16. Ceza Dairesi Esas No: 2018/2185 Karar No: 2018/2631 Karar Tarihi: 17.09.2018
Silahlı terör örgütüne üye olma - Yargıtay 16. Ceza Dairesi 2018/2185 Esas 2018/2631 Karar Sayılı İlamı
Özet:
Bir mahkeme kararı olan bu metin, Silahlı terör örgütüne üye olma suçunun temadi eden suçlardan olduğunu ve yakalanma ile temadi kesileceğini belirtmektedir. Kararda hüküm giyen kişinin dosyası incelendiğinde, hüküm verirken kanuna uygun olarak yargılanıp, iddiaların eksiksiz olarak sunulduğu ve vicdani kanının kesin olduğu anlaşılmaktadır. Hüküm gereği, sanık müdafinin duruşma istemi reddedilmiş ve temyiz talebi reddedilmemiştir.

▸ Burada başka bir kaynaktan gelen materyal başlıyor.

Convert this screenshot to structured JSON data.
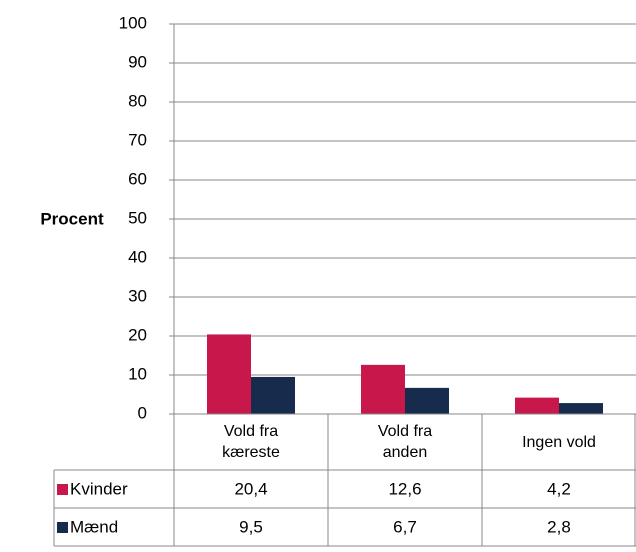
{
  "chart_data": {
    "type": "bar",
    "ylabel": "Procent",
    "categories": [
      "Vold fra kæreste",
      "Vold fra anden",
      "Ingen vold"
    ],
    "series": [
      {
        "name": "Kvinder",
        "color": "#c8174a",
        "values": [
          20.4,
          12.6,
          4.2
        ],
        "value_labels": [
          "20,4",
          "12,6",
          "4,2"
        ]
      },
      {
        "name": "Mænd",
        "color": "#172b4d",
        "values": [
          9.5,
          6.7,
          2.8
        ],
        "value_labels": [
          "9,5",
          "6,7",
          "2,8"
        ]
      }
    ],
    "ylim": [
      0,
      100
    ],
    "yticks": [
      0,
      10,
      20,
      30,
      40,
      50,
      60,
      70,
      80,
      90,
      100
    ],
    "grid": true
  }
}
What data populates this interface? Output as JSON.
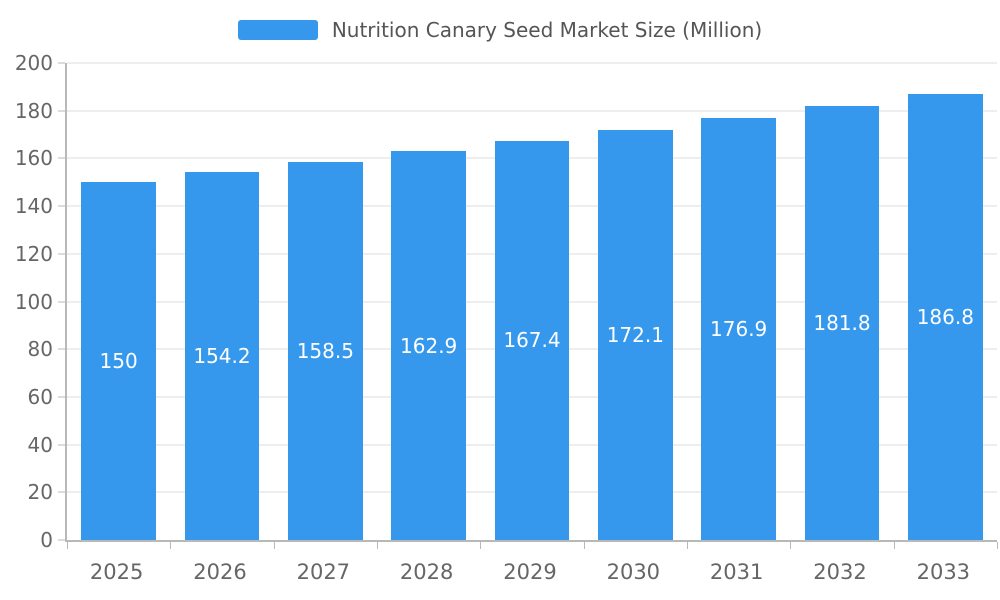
{
  "chart_data": {
    "type": "bar",
    "title": "Nutrition Canary Seed Market Size (Million)",
    "categories": [
      "2025",
      "2026",
      "2027",
      "2028",
      "2029",
      "2030",
      "2031",
      "2032",
      "2033"
    ],
    "values": [
      150,
      154.2,
      158.5,
      162.9,
      167.4,
      172.1,
      176.9,
      181.8,
      186.8
    ],
    "xlabel": "",
    "ylabel": "",
    "ylim": [
      0,
      200
    ],
    "yticks": [
      0,
      20,
      40,
      60,
      80,
      100,
      120,
      140,
      160,
      180,
      200
    ],
    "grid": true,
    "legend_position": "top",
    "colors": {
      "bar": "#3598EC",
      "bar_value_text": "#FFFFFF",
      "axis_text": "#666666",
      "gridline": "#DDDDDD",
      "axis_line": "#B8B8B8",
      "title_text": "#555555"
    }
  }
}
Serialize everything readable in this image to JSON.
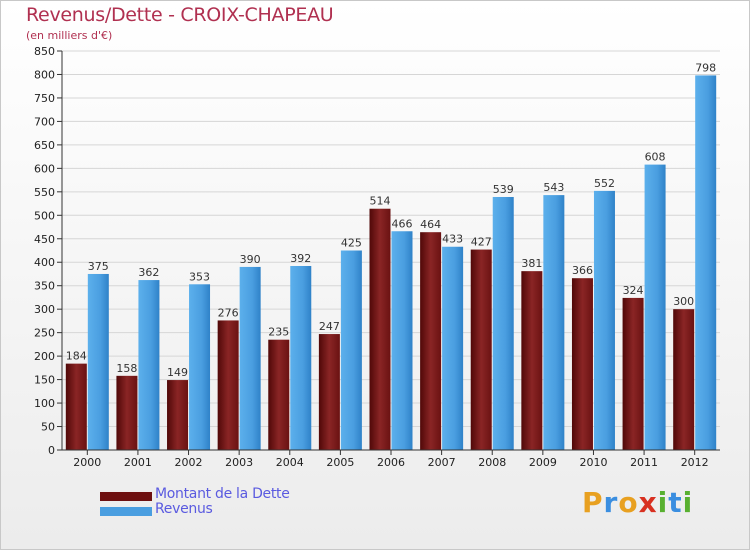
{
  "header": {
    "title": "Revenus/Dette - CROIX-CHAPEAU",
    "subtitle": "(en milliers d'€)"
  },
  "legend": {
    "items": [
      {
        "label": "Montant de la Dette",
        "color": "#6e1010"
      },
      {
        "label": "Revenus",
        "color": "#4a9ee0"
      }
    ]
  },
  "brand": {
    "letters": [
      {
        "char": "P",
        "color": "#e8a020"
      },
      {
        "char": "r",
        "color": "#3a8ee0"
      },
      {
        "char": "o",
        "color": "#e8a020"
      },
      {
        "char": "x",
        "color": "#d83020"
      },
      {
        "char": "i",
        "color": "#58b030"
      },
      {
        "char": "t",
        "color": "#3a8ee0"
      },
      {
        "char": "i",
        "color": "#58b030"
      }
    ]
  },
  "chart_data": {
    "type": "bar",
    "categories": [
      "2000",
      "2001",
      "2002",
      "2003",
      "2004",
      "2005",
      "2006",
      "2007",
      "2008",
      "2009",
      "2010",
      "2011",
      "2012"
    ],
    "series": [
      {
        "name": "Montant de la Dette",
        "color": "#6e1010",
        "values": [
          184,
          158,
          149,
          276,
          235,
          247,
          514,
          464,
          427,
          381,
          366,
          324,
          300
        ]
      },
      {
        "name": "Revenus",
        "color": "#4a9ee0",
        "values": [
          375,
          362,
          353,
          390,
          392,
          425,
          466,
          433,
          539,
          543,
          552,
          608,
          798
        ]
      }
    ],
    "ylim": [
      0,
      850
    ],
    "yticks": [
      0,
      50,
      100,
      150,
      200,
      250,
      300,
      350,
      400,
      450,
      500,
      550,
      600,
      650,
      700,
      750,
      800,
      850
    ],
    "grid": true
  }
}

Kararda, TCK’nın 314/2, 3713 sayılı Kanunun 5/1., TCK’nın 62,53, 58/9, 63. maddelerine atıfta bulunulmaktadır.
16. Ceza Dairesi 2018/2185 E. , 2018/2631 K.
"İçtihat Metni"
Mahkemesi :Ceza Dairesi Suç : Silahlı terör örgütüne üye olma Hüküm : TCK’nın 314/2, 3713 sayılı Kanunun 5/1., TCK’nın 62,53, 58/9, 63. maddeleri uyarınca kurulan mahkumiyet hükmüne yönelik İstinaf Başvurusunun Esastan Reddi
Bölge Adliye Mahkemesince verilen hüküm temyiz edilmekle; Temyiz edenlerin sıfatı, başvurunun süresi, kararın niteliği ve temyiz sebebine göre yapılan temyiz incelemesi sonunda dosya incelenerek gereği düşünüldü; Sanık hakkında tayin olunan cezanın süresi itibariyle yasal şartları oluşmadığından, sanık müdafiinin duruşma isteminin CMK"nın 299. maddesi gereğince REDDİNE, Temyiz talebinin reddi nedenleri bulunmadığından işin esasına geçildi; Vicdani kanının oluştuğu duruşma sürecini yansıtan tutanaklar, belgeler ve gerekçe içeriğine göre yapılan incelemede; Silahlı terör örgütüne üye olma suçu temadi eden suçlardan olup yakalanma ile temadi kesileceğinden, Bölge Adliye Mahkemesinin gerekçeli karar başlığında suç tarihinin "03.08.2016" yerine “07.12.2016” olarak yazılması mahallinde düzeltilebilir yazım hatası kabul edilmiştir. Yargılama sürecindeki usuli işlemlerin kanuna uygun olarak yapıldığı, hükme esas alınan tüm delillerin hukuka uygun olarak elde edildiğinin belirlendiği aşamalarda ileri sürülen iddia ve savunmaların temyiz denetimini sağlayacak biçimde eksiksiz olarak sergilendiği, özleri değiştirmeksizin tartışıldığı, vicdani kanının kesin, tutarlı ve çelişmeyen verilere dayandırıldığı, eylemlerin doğru olarak nitelendirildiği ve kanunda öngörülen suç tipine uyduğu, yaptırımların kanuni bağlamda şahsileştirilmek suretiyle uygulandığı anlaşılmakla; sanık ve müdafiinin temyiz dilekçelerinde ileri sürdükleri nedenler yerinde görülmediğinden CMK’nın 302/1. maddesi gereğince temyiz davasının esastan reddiyle hükmün ONANMASINA, 17.09.2018 tarihinde oybirliğiyle karar verildi.